I learned to smile even when I didn’t feel like it. To nod, even when I completely disagreed. To silence myself, even when I desperately needed help.

That’s what I thought being an adult meant. As long as I could hold everything together, no one would see the cracks. If no one could see me unravel, then maybe I wasn’t really falling apart. Maybe I was just doing
what everyone else was doing—surviving.
But eventually, the cracks started whispering.
Their haunting voices wrapped around me, pulling me back to the version of myself I had locked away—the child who asked questions without fear, who dreamed freely, who felt deeply. I had thrown that child into a bottle and sealed it shut. I told myself it was for protection. The truth? I was ashamed of him.
The return didn’t come rushing back all at once. It crept in through the smallest gaps, trying to reach me.
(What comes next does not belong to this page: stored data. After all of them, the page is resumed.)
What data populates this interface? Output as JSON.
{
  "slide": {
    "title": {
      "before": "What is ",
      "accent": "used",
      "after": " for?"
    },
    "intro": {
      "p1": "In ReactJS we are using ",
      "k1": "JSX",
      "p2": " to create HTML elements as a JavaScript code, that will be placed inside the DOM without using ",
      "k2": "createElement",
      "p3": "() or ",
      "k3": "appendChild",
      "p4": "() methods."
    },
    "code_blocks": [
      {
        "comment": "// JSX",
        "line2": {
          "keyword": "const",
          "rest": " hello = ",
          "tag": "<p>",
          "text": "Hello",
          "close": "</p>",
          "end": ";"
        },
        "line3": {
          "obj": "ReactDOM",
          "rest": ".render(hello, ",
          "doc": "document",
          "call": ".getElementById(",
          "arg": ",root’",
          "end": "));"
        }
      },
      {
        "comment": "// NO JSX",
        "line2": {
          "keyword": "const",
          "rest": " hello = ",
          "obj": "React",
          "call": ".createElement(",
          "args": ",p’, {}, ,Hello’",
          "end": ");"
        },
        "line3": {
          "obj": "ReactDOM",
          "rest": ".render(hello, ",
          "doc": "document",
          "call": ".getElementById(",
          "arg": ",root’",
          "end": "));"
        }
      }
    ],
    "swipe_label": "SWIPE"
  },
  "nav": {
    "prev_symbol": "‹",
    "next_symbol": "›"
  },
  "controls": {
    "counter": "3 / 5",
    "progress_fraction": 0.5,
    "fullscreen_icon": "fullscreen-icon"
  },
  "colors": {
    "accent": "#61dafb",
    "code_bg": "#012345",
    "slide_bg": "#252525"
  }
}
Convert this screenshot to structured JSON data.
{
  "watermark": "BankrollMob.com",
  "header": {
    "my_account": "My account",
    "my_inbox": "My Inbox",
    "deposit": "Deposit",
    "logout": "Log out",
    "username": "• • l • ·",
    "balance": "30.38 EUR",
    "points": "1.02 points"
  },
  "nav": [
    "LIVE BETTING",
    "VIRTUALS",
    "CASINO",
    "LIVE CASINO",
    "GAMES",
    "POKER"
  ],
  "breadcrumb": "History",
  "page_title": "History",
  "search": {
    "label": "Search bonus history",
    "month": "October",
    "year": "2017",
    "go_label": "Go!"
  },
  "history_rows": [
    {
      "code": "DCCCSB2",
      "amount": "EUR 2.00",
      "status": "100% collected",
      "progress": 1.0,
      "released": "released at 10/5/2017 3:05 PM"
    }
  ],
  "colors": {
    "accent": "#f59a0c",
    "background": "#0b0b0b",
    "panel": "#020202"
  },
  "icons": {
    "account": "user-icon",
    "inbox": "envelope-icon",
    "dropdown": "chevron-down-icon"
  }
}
It reminded me of a quote I once loved:
"The sound of my own voice asking for something without shame. The feeling of laughing loudly without guilt—like sunlight wrapping around me on a soft, warm day."
It just felt right. Familiar. A heartbeat from another lifetime.
It wasn’t a grand return. It was quiet, gentle, swirling through the armor I’d built. Beneath it, something tender was still alive—something I had nearly forgotten.
Then came the guilt.
The guilt of feeling joy.
The fear that if I let that part of me live again, I’d betray the "mature" version I had worked so hard to build. That inner voice hissed: "You’ve been soft for too long. You cared too much. Look where that got you."
But here’s what hurt more: I hadn’t only silenced the child. I’d sentenced the survivor to die in silence too.
We hear so much about what it means to grow up—to be stronger, to build a life that makes sense. But how often do we talk about the things we lose in that process? The softness hardened by disappointment. The emotions bottled up because they’re "inconvenient." The dreams tucked away because they no longer fit the plan.
So I asked myself: Is this really the life we dreamed of? All growth and no reflection? Becoming someone we barely recognize?
So many of us cry quietly—behind closed doors, in the shower, under the covers—hoping for answers. But instead, we run headfirst into walls too tall to climb. And we stop trying. Not because we’re weak, but because surrender feels safer than hope.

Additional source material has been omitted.